Stryker Communications 

Stryker Communications’ regional HQ in Flower Mound is pursuing both LEED Gold and WELL Building Standard certifications for its 209,000-square-foot campus after Corgan architects completed the building in March 2017.

Toyota Motor North America

From compost bins in the cafeteria to a rainwater capture system, Toyota Motor North America’s Legacy West campus in Plano sets high standards for its environmental footprint. And last fall it proved as much when the 100-acre campus, developed by KDC and designed by Corgan, became the largest LEED Platinum project in Texas.

Multifamily

Hall Arts Residences

HALL Group’s Hall Arts Residences 28-story condo tower hopes to be the state’s first registered WELL certified multifamily building when Austin Commercial, HKS, and Emily Summers Design Associates complete the project in 2020. Says Teske about the project: “Craig Hall has always accepted and embraced sustainability and looked at the ways a building can aid in wellbeing. That’s the future of high-end residential, and people are willing to pay more for heightened quality of air, water, etc.”

Retail

Treehouse

In what is possibly the most energy-efficient big-box retail store around, TreeHouse opened its energy positive (meaning it puts energy back into the grid thanks to solar panels and a Tesla battery pack) home improvement store in June 2016 in Dallas after architects Lake | Flato and Looney Ricks Kiss took care to consider how every aspect of the store would impact the environment.

Nylo Dallas South Side

A former coffin manufacturing facility turned funky hotel, Matthews Southwest’s NYLO Dallas South Side was the first LEED-certified NYLO in the region, and one of a pioneering historic renovation LEED project. Architect 5G initially targeted LEED Silver but achieved Gold, thanks in part to comprehensive rainwater harvesting that irrigates landscaping through an underground cistern.

Industrial + Data Centers

Nestle Central Bottling Facility

The Nestle Central Bottling Facility in Dallas received LEED Silver certification in 2009.

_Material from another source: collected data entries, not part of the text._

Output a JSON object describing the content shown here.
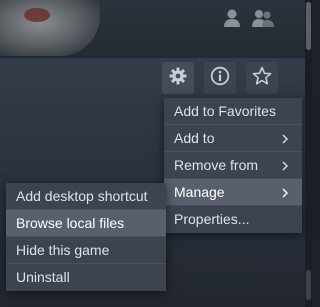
{
  "colors": {
    "menu_bg": "#3d4450",
    "menu_highlight": "#5a606b",
    "menu_text": "#dfe3e6",
    "page_bg": "#2a303b"
  },
  "header": {
    "icons": [
      "person-icon",
      "group-icon"
    ]
  },
  "toolbar": {
    "buttons": [
      "gear-icon",
      "info-icon",
      "star-icon"
    ]
  },
  "main_menu": {
    "items": [
      {
        "label": "Add to Favorites",
        "submenu": false
      },
      {
        "label": "Add to",
        "submenu": true
      },
      {
        "label": "Remove from",
        "submenu": true
      },
      {
        "label": "Manage",
        "submenu": true,
        "highlighted": true
      },
      {
        "label": "Properties...",
        "submenu": false
      }
    ]
  },
  "manage_submenu": {
    "items": [
      {
        "label": "Add desktop shortcut"
      },
      {
        "label": "Browse local files",
        "highlighted": true
      },
      {
        "label": "Hide this game"
      },
      {
        "label": "Uninstall"
      }
    ]
  }
}
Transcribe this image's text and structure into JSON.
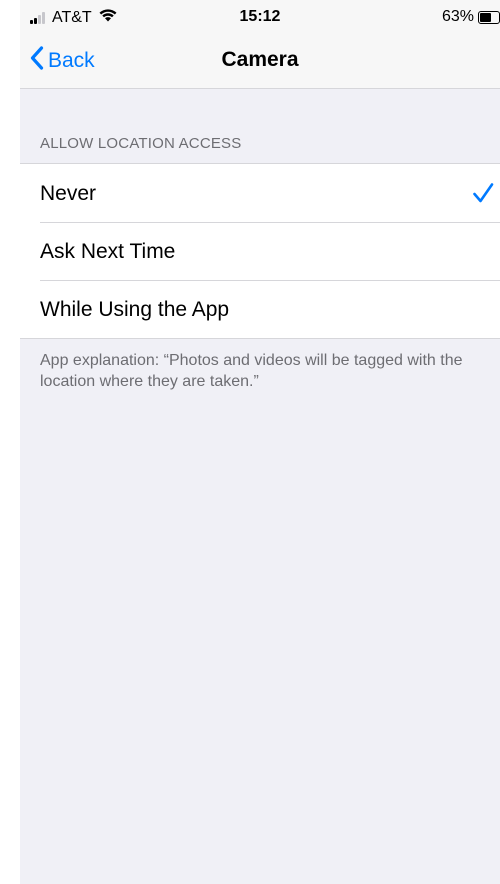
{
  "status_bar": {
    "carrier": "AT&T",
    "time": "15:12",
    "battery": "63%",
    "battery_level": 0.63,
    "signal_bars_filled": 2,
    "signal_bars_total": 4
  },
  "nav": {
    "back_label": "Back",
    "title": "Camera"
  },
  "section": {
    "header": "ALLOW LOCATION ACCESS"
  },
  "options": [
    {
      "label": "Never",
      "selected": true
    },
    {
      "label": "Ask Next Time",
      "selected": false
    },
    {
      "label": "While Using the App",
      "selected": false
    }
  ],
  "footer": {
    "explanation": "App explanation: “Photos and videos will be tagged with the location where they are taken.”"
  },
  "colors": {
    "accent": "#007aff",
    "background": "#f0f0f6",
    "secondary_text": "#6d6d72"
  },
  "icons": {
    "back": "chevron-left-icon",
    "selected": "checkmark-icon",
    "wifi": "wifi-icon",
    "signal": "cellular-signal-icon",
    "battery": "battery-icon"
  }
}
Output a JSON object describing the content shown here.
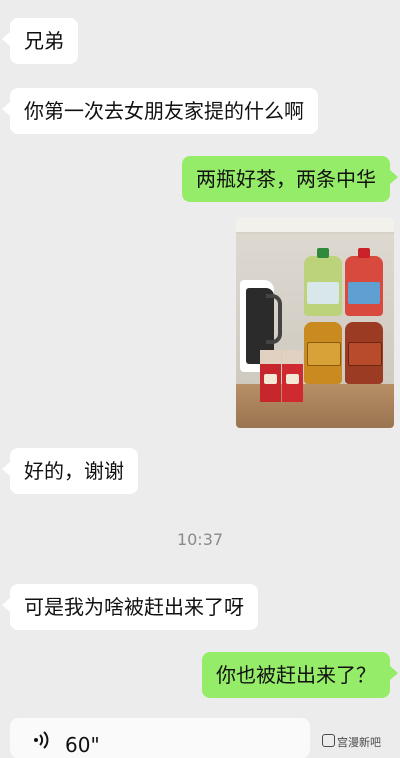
{
  "chat": {
    "messages": [
      {
        "side": "left",
        "text": "兄弟"
      },
      {
        "side": "left",
        "text": "你第一次去女朋友家提的什么啊"
      },
      {
        "side": "right",
        "text": "两瓶好茶，两条中华"
      },
      {
        "side": "right",
        "image": "photo of two tea bottles and two cartons of cigarettes on a shelf"
      },
      {
        "side": "left",
        "text": "好的，谢谢"
      },
      {
        "side": "left",
        "text": "可是我为啥被赶出来了呀"
      },
      {
        "side": "right",
        "text": "你也被赶出来了？"
      }
    ],
    "timestamp": "10:37",
    "voice_message": {
      "duration": "60\""
    }
  },
  "watermark": {
    "text": "宫漫新吧"
  },
  "colors": {
    "background": "#ececec",
    "incoming_bubble": "#ffffff",
    "outgoing_bubble": "#95ec69",
    "timestamp_text": "#8a8a8a"
  },
  "icons": {
    "voice": "voice-wave-icon",
    "watermark": "watermark-logo-icon"
  }
}
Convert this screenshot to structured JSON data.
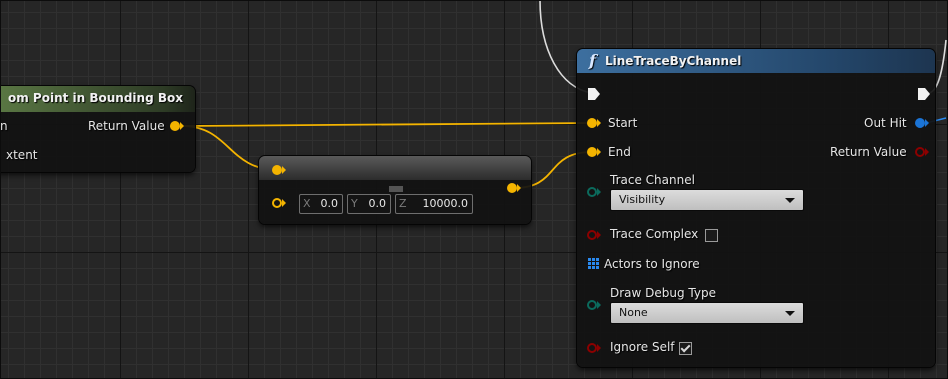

Internap Dallas Data Center

In 2012, the Internap Dallas Data Center was the first public data center in Texas to receive Green Globes certification from the Green Building Initiative.

GE Transportation

GE Transporation’s locomotive manufacturing facility in Fort Worth.

In Fort Worth, a building near Texas Motor Speedway that’s home to a subsidiary of GE Transporation that manufactures locomotives, is LEED Certified Core and Shell. That’s a rating system designed for projects in which the developer controls the design and construction of the entire mechanical, electrical, plumbing, and fire protection system, but not the design and construction of the tenant fit-out, according to the U.S. Green Building Council. The plant is one of two facilities in the nation where GE Transportation manufactures modern, efficient locomotives for the railroad industry.

Pioneer 360 Business Center

In Arlington, the three-building, 1.16 million-square-foot Pioneer 360 Business Center built by Bob Moore Construction in 2009 for Flaherty Development is the largest LEED Gold Core and Shell.

Sports

Apogee Stadium

In 2012, the 31,000-seat Apogee Stadium at the University of North Texas in Denton received LEED Platinum, the first such certification of its kind. It was designed by HKS Sports and Entertainment Group and built by Manhattan Construction Co. Among the most visible features of the stadium are three wind turbines that provide roughly a half a million kilowatt hours per year, eliminating roughly 323 metric tons of carbon dioxide.